Chuuya Nakahara
    c.ai

    The alleyway was slick with rain, puddles glinting beneath the harsh glow of a broken streetlamp. The clash of fists echoed off the crumbling brick walls, sharp cracks of impact punctuating the silence of the night. Chuuya’s breath came in heavy, controlled bursts, the familiar burn of adrenaline flooding his veins. His coat flared around him as he ducked a punch and retaliated with a swift, brutal elbow to his attacker’s jaw. The man crumpled, but another surged forward, shouting something incoherent as he swung a metal pipe.

    Chuuya’s foot snapped out, knocking the pipe from the man’s grasp before he could even blink. His knuckles were raw, his pulse a steady drumbeat of rage and precision. These thugs had cornered him, underestimated him, and now they were paying the price. He was relentless, calculated—like a storm condensed into human form.

    A flash of movement at the edge of his vision caught his attention, and he twisted just in time to avoid a blade slashing toward his side. The fight was chaos now, bodies pressing in from all sides. Chuuya moved like liquid fire, his ability rippling beneath his skin as he sent an attacker flying into a wall with a surge of gravity manipulation. Blood splattered the concrete. His breaths were shallow now, the weight of the fight and his own destructive power heavy on his shoulders. He hadn’t even fully unleashed it, but the temptation buzzed at the edge of his mind.

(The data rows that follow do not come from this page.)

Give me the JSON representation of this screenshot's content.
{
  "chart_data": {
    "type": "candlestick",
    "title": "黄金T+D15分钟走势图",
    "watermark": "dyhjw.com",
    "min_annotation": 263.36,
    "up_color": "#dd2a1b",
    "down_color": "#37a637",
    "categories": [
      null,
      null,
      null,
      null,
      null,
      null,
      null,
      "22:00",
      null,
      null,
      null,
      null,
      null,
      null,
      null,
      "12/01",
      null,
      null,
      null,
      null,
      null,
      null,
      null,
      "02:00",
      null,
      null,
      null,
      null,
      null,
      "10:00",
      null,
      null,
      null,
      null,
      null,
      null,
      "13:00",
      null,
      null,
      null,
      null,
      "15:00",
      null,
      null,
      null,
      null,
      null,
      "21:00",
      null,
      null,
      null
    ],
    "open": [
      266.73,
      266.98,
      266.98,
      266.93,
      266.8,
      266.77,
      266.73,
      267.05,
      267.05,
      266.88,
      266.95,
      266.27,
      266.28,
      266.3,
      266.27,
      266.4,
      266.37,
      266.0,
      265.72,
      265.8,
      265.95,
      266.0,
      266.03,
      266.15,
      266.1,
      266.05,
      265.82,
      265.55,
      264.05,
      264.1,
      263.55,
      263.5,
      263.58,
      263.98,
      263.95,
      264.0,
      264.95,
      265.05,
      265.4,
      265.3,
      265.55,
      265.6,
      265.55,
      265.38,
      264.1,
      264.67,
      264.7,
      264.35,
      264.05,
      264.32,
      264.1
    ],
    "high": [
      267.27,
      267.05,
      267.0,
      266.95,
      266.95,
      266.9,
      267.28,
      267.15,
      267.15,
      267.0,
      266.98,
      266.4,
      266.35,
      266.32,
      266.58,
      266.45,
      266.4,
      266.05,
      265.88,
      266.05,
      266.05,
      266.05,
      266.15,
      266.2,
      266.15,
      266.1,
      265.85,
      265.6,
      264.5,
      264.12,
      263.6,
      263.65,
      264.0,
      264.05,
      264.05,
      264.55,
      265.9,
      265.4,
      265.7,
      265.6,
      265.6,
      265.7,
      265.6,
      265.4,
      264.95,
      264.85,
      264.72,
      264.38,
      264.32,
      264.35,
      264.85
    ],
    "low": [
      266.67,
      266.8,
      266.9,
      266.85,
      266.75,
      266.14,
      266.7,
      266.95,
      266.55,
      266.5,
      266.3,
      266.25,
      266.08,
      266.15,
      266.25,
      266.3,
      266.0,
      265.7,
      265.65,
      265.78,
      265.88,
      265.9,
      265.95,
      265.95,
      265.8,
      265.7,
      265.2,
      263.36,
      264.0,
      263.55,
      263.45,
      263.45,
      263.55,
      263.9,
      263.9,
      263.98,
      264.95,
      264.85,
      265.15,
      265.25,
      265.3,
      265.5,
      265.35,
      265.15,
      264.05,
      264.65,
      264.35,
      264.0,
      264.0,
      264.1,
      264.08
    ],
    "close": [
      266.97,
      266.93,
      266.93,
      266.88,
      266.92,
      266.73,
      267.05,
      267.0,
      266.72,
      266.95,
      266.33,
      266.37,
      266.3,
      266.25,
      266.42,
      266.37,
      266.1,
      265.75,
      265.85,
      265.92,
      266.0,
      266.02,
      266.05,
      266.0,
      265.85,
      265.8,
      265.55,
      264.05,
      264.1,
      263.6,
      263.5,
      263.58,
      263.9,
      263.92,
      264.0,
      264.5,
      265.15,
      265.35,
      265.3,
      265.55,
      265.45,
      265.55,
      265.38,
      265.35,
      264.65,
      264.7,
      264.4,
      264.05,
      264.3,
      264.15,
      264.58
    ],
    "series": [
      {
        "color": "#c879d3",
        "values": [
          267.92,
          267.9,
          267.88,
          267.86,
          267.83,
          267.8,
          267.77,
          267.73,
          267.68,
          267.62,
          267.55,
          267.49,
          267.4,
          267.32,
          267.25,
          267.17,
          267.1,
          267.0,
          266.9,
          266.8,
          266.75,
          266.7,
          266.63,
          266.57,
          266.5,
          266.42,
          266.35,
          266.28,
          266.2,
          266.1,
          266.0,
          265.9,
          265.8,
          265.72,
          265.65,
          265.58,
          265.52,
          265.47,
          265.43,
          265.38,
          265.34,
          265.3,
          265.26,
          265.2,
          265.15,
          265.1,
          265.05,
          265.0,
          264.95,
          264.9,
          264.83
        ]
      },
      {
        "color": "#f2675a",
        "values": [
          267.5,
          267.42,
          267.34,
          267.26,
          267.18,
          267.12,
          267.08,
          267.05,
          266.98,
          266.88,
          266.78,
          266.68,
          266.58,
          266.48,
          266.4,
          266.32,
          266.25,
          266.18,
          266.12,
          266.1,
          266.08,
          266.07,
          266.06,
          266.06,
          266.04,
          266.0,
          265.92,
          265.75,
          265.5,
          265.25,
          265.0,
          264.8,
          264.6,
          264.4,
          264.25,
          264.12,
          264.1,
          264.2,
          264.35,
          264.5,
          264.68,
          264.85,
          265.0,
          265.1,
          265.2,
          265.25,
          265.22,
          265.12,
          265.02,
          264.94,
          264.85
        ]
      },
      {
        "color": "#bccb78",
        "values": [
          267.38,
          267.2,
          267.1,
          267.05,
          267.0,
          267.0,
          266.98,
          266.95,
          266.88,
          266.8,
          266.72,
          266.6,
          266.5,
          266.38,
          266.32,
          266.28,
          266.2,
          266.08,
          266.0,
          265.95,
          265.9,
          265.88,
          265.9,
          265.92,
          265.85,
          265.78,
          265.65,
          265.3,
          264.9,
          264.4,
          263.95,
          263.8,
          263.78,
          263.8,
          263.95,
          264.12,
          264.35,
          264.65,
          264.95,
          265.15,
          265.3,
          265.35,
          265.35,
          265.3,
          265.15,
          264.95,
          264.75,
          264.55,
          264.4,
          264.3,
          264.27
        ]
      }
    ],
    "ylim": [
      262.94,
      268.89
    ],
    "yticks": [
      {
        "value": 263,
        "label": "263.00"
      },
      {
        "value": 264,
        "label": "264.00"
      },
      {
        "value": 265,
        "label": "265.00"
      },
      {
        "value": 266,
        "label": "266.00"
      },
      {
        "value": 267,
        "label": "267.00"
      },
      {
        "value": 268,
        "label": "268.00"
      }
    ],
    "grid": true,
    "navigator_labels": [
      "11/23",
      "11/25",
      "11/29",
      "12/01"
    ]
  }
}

    Another shout rose from the edge of the fray, and Chuuya’s eyes snapped toward the source. A younger man—desperate, wild-eyed—staggered back against the wall, one hand clutching his bleeding arm. His voice cracked, raw with a mixture of terror and disgust as he hurled the words like daggers into the air.

    Stranger: “You… you’re a monster.”

    The words echoed louder than the sounds of the fight, hanging in the air like an accusation. Chuuya froze, his fists still clenched, but his movements halted as if those words had struck something deeper, something raw and unspoken. His breath caught in his throat, and for the first time that night, his heart didn’t race from adrenaline—but from something colder, something far more painful.